Why Pakistan Balks at Taking a Tougher Line on the Taliban

The key element in President Barack Obama’s Afghanistan strategy is getting Pakistan to fight the Taliban on its side of the border. But despite the Administration demanding a more concerted effort against militants on Pakistani soil as a condition for further aid to Pakistan’s military — and warnings by Centcom commander General David Petraeus and others that the Taliban threatens to destroy Pakistan as a state — many in Washington and beyond are skeptical that Pakistan will cooperate.

U.S. military officials have recently made clear that more than seven years after America went to war on the Taliban, Pakistan’s Inter Services Intelligence agency continues to provide active support to Taliban forces fighting in Afghanistan. “Fundamentally, the strategic approach with the ISI must change,” Joint Chiefs of Staff Chairman Admiral Mike Mullen told CNN last Friday, “and their support … for militants [on both its Afghanistan and India borders] has to fundamentally shift.” But the problem is not confined to the ISI, or elements within it. In the recent truce between the Pakistani Army and local Taliban groups in the Pakistani region of Bajaur, the militants recanted their hostility to the Pakistani security forces but vowed to concentrate on fighting NATO forces in Afghanistan. And Pakistan has been far more tolerant of Taliban forces on its soil who conduct operations in Afghanistan than of those who fight the Pakistani government.

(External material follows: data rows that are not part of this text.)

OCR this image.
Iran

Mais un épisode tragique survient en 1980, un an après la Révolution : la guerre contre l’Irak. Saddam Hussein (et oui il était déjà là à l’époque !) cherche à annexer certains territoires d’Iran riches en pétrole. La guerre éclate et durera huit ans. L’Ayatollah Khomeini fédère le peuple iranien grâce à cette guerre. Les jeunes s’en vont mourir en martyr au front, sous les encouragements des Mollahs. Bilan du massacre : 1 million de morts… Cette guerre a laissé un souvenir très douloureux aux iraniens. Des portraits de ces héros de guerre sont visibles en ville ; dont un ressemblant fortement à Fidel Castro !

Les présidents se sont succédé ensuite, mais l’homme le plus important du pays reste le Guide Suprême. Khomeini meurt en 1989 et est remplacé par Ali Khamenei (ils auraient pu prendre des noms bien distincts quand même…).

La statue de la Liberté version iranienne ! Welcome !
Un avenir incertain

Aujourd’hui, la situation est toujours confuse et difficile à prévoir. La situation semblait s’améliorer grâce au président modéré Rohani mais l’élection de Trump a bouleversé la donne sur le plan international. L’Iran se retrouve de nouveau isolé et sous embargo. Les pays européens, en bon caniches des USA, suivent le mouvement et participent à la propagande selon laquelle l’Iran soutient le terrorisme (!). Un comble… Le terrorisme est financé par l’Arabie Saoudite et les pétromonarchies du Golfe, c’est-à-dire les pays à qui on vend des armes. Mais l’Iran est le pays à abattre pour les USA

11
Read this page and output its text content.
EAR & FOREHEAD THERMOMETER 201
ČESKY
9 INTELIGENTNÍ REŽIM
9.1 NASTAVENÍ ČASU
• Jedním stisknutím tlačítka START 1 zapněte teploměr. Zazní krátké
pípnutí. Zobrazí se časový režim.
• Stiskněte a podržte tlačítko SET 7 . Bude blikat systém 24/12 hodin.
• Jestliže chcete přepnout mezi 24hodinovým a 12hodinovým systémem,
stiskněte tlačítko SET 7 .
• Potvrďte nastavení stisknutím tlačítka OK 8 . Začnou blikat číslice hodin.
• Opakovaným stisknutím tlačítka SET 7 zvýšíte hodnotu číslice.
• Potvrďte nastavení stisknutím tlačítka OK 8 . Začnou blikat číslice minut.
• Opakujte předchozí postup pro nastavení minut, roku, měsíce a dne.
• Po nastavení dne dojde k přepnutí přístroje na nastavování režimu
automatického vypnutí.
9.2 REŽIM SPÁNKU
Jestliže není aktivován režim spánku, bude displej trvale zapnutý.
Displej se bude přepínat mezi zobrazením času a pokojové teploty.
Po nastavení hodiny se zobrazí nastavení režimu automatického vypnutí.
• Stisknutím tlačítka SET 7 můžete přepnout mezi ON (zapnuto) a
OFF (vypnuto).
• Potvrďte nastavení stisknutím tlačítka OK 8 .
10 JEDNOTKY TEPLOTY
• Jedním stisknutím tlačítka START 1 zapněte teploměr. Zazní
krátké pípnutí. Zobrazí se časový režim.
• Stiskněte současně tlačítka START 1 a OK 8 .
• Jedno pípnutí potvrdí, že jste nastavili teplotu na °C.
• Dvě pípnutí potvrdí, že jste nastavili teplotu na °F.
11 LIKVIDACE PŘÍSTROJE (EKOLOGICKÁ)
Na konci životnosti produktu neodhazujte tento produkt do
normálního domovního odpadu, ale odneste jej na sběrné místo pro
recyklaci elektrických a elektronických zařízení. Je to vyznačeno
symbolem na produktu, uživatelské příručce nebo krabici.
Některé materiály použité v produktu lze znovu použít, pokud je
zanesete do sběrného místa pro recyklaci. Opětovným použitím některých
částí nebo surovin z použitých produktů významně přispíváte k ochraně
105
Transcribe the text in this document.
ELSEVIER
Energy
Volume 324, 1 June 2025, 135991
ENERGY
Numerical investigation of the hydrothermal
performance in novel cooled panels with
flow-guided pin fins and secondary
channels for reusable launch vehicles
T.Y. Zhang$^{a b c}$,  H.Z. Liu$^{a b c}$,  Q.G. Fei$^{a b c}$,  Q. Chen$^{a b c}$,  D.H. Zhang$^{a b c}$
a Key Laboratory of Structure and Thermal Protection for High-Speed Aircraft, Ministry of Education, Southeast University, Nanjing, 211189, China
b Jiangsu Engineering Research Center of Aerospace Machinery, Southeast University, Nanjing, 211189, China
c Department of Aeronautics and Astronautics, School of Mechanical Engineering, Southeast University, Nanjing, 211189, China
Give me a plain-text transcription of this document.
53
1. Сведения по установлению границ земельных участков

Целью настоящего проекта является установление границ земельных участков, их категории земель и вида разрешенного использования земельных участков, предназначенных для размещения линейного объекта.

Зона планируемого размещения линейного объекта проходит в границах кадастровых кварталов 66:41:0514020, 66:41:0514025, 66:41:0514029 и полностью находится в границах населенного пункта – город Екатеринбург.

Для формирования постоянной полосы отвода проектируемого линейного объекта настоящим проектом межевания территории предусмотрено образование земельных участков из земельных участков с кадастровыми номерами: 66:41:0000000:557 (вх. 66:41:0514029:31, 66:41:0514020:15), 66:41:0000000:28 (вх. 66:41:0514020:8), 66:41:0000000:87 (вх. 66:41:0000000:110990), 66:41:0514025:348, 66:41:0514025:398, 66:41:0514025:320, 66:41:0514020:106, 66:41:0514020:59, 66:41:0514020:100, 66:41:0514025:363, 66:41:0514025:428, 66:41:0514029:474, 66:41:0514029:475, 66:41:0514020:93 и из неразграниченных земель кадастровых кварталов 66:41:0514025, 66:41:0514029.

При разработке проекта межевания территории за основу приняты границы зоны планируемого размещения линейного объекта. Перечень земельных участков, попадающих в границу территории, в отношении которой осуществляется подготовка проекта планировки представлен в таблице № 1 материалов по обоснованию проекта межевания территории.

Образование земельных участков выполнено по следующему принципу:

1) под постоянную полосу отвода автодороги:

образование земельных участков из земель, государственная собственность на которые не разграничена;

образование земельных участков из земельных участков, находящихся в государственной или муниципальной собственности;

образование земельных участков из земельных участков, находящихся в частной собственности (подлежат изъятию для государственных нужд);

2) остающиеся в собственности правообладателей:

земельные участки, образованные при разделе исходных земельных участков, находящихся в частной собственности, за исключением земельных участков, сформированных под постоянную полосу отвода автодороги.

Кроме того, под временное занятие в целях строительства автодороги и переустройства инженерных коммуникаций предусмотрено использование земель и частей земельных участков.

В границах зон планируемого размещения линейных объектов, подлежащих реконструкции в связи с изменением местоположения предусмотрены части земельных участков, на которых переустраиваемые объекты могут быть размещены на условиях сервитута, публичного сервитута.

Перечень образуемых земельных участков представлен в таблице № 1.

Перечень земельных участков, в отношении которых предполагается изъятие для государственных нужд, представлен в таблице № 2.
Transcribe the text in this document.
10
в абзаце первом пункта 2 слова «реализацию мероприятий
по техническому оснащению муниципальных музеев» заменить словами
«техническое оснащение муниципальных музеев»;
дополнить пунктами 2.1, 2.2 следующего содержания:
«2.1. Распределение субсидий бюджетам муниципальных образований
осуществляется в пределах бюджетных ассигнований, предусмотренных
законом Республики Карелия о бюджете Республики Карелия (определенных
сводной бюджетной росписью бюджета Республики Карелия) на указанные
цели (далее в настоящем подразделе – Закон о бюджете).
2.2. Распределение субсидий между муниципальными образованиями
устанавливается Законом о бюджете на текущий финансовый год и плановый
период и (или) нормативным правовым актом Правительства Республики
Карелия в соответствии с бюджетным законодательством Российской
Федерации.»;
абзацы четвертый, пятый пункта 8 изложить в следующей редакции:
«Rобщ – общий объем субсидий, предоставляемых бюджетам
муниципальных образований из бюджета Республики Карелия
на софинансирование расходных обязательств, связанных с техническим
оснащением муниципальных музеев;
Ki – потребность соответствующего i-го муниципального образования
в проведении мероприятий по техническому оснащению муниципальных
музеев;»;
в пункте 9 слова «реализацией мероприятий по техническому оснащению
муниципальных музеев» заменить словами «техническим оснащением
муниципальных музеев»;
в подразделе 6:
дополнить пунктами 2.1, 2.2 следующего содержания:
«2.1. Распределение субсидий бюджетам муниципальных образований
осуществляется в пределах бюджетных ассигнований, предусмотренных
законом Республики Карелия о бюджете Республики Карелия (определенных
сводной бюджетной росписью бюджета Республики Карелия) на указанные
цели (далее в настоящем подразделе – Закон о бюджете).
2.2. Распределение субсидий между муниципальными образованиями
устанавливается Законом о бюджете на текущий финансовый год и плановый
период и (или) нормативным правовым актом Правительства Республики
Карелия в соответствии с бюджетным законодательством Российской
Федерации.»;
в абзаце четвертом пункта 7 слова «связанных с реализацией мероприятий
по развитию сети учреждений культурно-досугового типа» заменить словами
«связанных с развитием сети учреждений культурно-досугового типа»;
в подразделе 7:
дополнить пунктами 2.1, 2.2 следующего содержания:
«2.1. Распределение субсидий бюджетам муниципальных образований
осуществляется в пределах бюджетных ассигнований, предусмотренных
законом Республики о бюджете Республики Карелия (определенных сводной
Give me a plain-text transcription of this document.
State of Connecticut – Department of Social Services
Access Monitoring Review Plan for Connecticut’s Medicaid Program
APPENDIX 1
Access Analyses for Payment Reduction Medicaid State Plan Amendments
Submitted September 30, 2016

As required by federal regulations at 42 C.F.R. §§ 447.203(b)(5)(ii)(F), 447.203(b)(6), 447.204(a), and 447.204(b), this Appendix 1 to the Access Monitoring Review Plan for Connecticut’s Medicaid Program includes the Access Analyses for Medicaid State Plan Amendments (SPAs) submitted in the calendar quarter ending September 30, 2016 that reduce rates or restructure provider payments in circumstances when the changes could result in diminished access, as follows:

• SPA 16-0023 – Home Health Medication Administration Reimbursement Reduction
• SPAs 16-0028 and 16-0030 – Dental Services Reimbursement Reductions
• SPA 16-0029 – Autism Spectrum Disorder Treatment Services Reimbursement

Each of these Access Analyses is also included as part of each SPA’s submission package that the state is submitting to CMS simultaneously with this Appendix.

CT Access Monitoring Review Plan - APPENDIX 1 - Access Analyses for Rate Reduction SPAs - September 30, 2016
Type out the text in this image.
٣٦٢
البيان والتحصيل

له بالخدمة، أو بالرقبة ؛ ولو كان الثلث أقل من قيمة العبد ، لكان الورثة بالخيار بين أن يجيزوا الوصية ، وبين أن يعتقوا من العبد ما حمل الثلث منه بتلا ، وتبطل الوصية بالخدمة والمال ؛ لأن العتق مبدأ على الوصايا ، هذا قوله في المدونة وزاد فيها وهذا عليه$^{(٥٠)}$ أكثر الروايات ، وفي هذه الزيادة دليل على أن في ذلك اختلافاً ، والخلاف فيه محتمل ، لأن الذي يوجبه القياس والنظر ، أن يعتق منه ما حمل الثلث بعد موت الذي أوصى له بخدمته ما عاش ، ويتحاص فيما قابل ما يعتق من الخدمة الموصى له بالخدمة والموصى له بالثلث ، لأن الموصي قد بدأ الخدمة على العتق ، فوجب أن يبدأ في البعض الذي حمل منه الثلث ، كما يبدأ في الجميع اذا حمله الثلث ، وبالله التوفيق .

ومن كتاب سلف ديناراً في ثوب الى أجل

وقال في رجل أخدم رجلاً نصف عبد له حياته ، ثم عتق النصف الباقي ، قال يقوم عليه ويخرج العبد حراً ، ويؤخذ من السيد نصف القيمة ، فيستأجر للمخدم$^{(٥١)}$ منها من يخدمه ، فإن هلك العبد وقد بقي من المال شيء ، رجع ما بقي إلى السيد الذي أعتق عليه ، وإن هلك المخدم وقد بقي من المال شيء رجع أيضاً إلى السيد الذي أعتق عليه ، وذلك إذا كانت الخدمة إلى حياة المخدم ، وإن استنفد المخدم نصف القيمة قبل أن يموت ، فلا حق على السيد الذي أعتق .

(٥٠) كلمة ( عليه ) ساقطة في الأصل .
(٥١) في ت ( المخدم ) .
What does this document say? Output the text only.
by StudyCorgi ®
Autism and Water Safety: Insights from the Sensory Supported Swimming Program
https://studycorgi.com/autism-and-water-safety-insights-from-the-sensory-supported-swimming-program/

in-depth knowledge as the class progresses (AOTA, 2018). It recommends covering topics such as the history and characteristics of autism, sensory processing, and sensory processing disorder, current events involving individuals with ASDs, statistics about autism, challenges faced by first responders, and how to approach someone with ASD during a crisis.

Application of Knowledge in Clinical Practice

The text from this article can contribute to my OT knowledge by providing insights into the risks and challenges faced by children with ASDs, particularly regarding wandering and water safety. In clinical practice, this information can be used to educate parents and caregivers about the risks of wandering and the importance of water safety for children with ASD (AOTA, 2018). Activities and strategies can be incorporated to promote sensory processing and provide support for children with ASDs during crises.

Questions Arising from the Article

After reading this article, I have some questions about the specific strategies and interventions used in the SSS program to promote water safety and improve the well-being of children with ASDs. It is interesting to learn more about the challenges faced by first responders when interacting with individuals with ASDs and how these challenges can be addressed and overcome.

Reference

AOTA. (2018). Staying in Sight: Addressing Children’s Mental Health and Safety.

The U.S. obviously sees little merit in that distinction, nor do some of the younger generation of Pakistani Taliban leaders, such as Baitullah Mehsud, a target of U.S. drone strikes who claimed responsibility for Monday’s deadly attack on a Lahore police academy, claiming it was an act of revenge for Pakistani complicity in the U.S. campaign. But even the uptick of Taliban violence inside Pakistan won’t necessarily spur the country’s military establishment to act against Taliban forces that are using Pakistani territory as base from which to fight NATO in Afghanistan.

The strategic logic of Pakistan’s support for the Taliban is based on seeing Afghanistan as inextricably linked to Pakistan’s existential conflict with India. Many in Pakistan’s security establishment see the government of President Hamid Karzai as, first and foremost, a close ally of India, and therefore as a rival to Pakistan’s strategic interests. The Obama Administration’s exit strategy is unlikely to change that outlook. As long as Pakistan remains in conflict with India, the country’s military establishment will be reluctant to “put all its eggs in the American basket,” as one Pakistani analyst put it.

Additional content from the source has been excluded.